Há algum tempo atrás, em outra coluna neste espaço, citei o conceito de Rousseau para a formação do Estado, através de um Contrato Social, em que os membros do país renunciam a parte de suas liberdades naturais para a criação de um sujeito maior, o Estado, que regule as relações e proteja igualmente as pessoas.
Segundo esse conceito, nós renunciamos, por exemplo, ao direito prevalente na pré-história de pegarmos tudo aquilo que nos interessasse, sem perguntar se a alguém pertencia, em favor de um Estado que nos proíbe de tal prática, mas protege o patrimônio privado angariado através de nosso trabalho da cobiça alheia. Assim, ninguém pode pegar aquilo que pertence à outra pessoa, pois se reconhece a propriedade desta.
Outra renúncia importante na formação do Estado, é a do direito de cada membro da sociedade fazer justiça pelas próprias mãos. Transferimos ao sujeito maior o direito de criar leis, executá-las e, na hipótese de outra pessoa desrespeitar um direito próprio, aplicar a lei especificamente àquela pessoa.
Ocorre que, recentemente um forte movimento de oposição ao conceito de Estado vem surgindo em nossa sociedade, em especial por pessoas que em tese apregoam o respeito às leis, mas que, na realidade, e sem se dar conta, estão defendendo o retorno a uma sociedade pré-organizada ou mesmo a adoção de um regime anárquico.

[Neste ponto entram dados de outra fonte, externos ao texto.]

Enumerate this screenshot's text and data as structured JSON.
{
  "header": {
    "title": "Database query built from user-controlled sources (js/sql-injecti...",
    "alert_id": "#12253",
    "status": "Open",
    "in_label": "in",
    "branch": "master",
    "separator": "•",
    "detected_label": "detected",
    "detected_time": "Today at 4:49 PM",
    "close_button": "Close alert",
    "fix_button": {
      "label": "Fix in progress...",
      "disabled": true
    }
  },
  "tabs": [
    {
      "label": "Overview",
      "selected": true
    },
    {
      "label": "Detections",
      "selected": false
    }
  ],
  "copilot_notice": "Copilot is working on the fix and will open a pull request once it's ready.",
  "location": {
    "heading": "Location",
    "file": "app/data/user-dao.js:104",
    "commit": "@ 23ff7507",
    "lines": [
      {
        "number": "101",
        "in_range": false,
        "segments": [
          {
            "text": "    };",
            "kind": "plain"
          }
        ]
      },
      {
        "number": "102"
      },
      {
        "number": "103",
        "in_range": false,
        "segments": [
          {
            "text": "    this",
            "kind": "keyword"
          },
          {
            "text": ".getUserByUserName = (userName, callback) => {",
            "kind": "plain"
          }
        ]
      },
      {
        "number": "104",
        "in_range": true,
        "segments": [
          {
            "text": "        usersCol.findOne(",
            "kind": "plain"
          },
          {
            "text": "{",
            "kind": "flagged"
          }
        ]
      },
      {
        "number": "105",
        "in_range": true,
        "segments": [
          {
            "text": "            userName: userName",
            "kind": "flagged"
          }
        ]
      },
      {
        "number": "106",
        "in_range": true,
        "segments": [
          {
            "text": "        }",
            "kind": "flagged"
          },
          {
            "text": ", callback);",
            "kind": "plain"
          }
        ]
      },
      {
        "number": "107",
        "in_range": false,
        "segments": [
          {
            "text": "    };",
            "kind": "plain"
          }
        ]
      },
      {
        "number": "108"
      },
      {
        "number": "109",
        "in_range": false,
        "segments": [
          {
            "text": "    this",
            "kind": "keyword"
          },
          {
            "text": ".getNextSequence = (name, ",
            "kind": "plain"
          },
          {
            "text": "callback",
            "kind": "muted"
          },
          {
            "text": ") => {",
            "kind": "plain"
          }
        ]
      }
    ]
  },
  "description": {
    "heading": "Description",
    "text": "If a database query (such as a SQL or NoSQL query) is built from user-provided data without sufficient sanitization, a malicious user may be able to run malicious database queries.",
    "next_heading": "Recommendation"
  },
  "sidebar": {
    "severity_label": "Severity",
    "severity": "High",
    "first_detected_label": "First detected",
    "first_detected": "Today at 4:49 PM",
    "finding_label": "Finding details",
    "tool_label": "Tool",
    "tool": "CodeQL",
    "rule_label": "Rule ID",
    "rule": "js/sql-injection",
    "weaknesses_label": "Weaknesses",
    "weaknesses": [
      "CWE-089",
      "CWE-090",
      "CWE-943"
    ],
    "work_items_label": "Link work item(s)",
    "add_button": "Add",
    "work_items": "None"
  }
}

Tal fato se percebe atualmente especialmente no que concerne ao porte de arma de fogo. Sob o argumento de garantir o direito de defesa aos cidadãos, muitas pessoas têm pleiteado e manifestado apoio ao projeto de lei que reforma o Estatuto do Desarmamento. Não se pretende questionar o sagrado direito de defesa contra agressão injusta, legalmente garantido sob o manto da Legítima Defesa.
Ocorre que, o que as pessoas não se dão conta é que, ao pleitear o direito a andarem armadas, o que se está defendendo é a volta do período bárbaro, em que a quem se sentisse ofendido, por qualquer meio, era legítimo executar por suas próprias mãos o agressor.
Se hoje o Brasil já apresenta números alarmantes relacionados a mortes por armas de fogo, maiores até do que países em guerra, se o nosso trânsito já é famoso por matar em acidentes, com o livre porte de armas, teremos uma verdadeira explosão do conflito urbano, em que uma fechada ou uma batida de trânsito será julgada pela lei dos envolvidos, aplicando-se a pena capital em muitas das vezes.
Isso sem falar na grande possibilidade de passarmos a experimentar, com maior frequência, situações como as tragédias comuns em escolas e universidades norte americanas, em que inocentes são friamente fuzilados por pessoas que carregam algum tipo de dor ou mágoa passada. Vale lembrar que os EUA, país em que o porte de arma é garantido constitucionalmente, discutem seriamente a revisão de tal permissão.